Dalam diskusi yang digelar oleh Komunitas Pemberdayaan Masyarakat Indonesia (KPMI), para narasumber menyampaikan bahwa pengelolaan air bersih tidak hanya menjadi tanggung jawab pemerintah tetapi juga melibatkan partisipasi aktif dari seluruh elemen masyarakat. Dengan pendekatan yang inklusif dan berbasis regulasi yang kuat, harapannya adalah menciptakan sistem yang dapat bertahan hingga masa depan.
Amir Hamzah, seorang pakar metropolitan dari Budgeting Metropolitan Watch, menyoroti bahwa akses air bersih merupakan salah satu faktor utama yang menentukan kelangsungan hidup manusia. Menurutnya, tanpa adanya perhatian serius terhadap pengelolaan air bersih, masyarakat akan menghadapi berbagai kendala sosial dan ekonomi. Oleh karena itu, peran masyarakat sangat diperlukan, baik dalam bentuk individu maupun lembaga.
Masyarakat memiliki hak dan kewajiban untuk terlibat langsung dalam pemantauan serta peningkatan kualitas air yang dikonsumsi. Misalnya, masyarakat bisa membantu melakukan pelaporan terkait kondisi air di lingkungannya, bekerja sama dengan pihak terkait untuk menjaga sumber air baku tetap bersih, serta memastikan distribusi air dilakukan secara adil dan transparan. Hal ini menjadi langkah awal menuju tata kelola air yang lebih baik di Jakarta.
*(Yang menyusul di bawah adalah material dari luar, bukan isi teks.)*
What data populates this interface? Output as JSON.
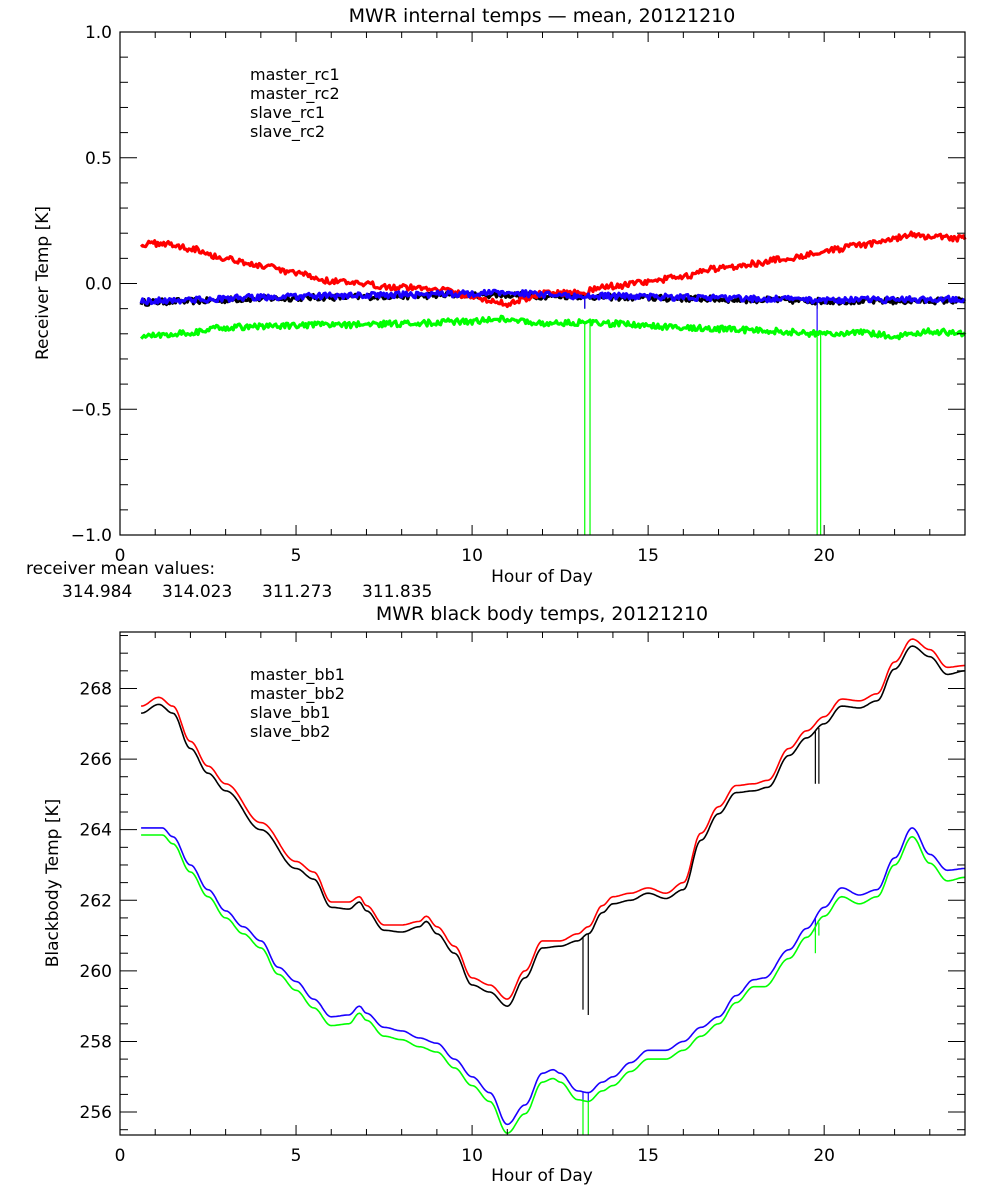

Sugiyanto atau lebih dikenal sebagai SGY dari Koalisi Rakyat Pemerhati Jakarta Baru (Katar) menegaskan perlunya kebijakan yang jelas dan komprehensif dalam pengelolaan air bersih di Jakarta. Kebijakan tersebut harus mencakup standarisasi layanan air minum yang sesuai dengan kebutuhan masyarakat serta menetapkan target-target yang realistis bagi pemerintah daerah.
Lebih lanjut, SGY menjelaskan bahwa ada beberapa model kebijakan yang dapat diterapkan, seperti penggunaan perusahaan daerah, kerja sama publik-swasta (public private partnership), atau bahkan melibatkan sektor swasta sepenuhnya. Setiap model memiliki kelebihan dan kekurangannya sendiri, sehingga pemilihan model yang tepat harus disesuaikan dengan kondisi lokal dan prioritas pembangunan daerah.
Adjie Rimbawan, Direktur Eksekutif KPMI, mengungkapkan bahwa pengelolaan air bersih di Jakarta menghadapi tantangan besar namun juga membuka peluang signifikan untuk inovasi. Salah satu tantangan utama adalah ketersediaan air baku yang semakin terbatas akibat urbanisasi yang pesat dan pola konsumsi yang kurang efisien.
Di sisi lain, ada potensi besar untuk meningkatkan akses air bersih bagi semua warga Jakarta secara adil. Tarif air yang masih relatif murah dibandingkan dengan wilayah lain di Indonesia juga memberikan ruang bagi pemerintah untuk melakukan investasi lebih besar pada infrastruktur air bersih. Adjie sangat mendukung rencana Perumda PAM Jaya untuk mencapai cakupan 100% air bersih pada tahun 2030, meskipun hal ini memerlukan upaya keras dari semua pihak terkait.
Pengembangan teknologi dan infrastruktur menjadi aspek penting dalam pengelolaan air bersih di Jakarta. Dengan dukungan teknologi modern, distribusi air dapat dilakukan lebih efisien dan terukur. Contohnya, penggunaan sensor pintar untuk memantau kualitas air secara real-time dapat membantu mengidentifikasi masalah sebelum menjadi krisis besar.
Selain itu, investasi pada infrastruktur air bersih seperti pipa distribusi yang lebih tahan lama dan sistem penyaringan air yang canggih juga menjadi prioritas. Hal ini tidak hanya memperbaiki kualitas air yang dikonsumsi, tetapi juga meningkatkan efisiensi operasional sehingga tarif air dapat ditekan agar tetap terjangkau bagi semua kalangan masyarakat.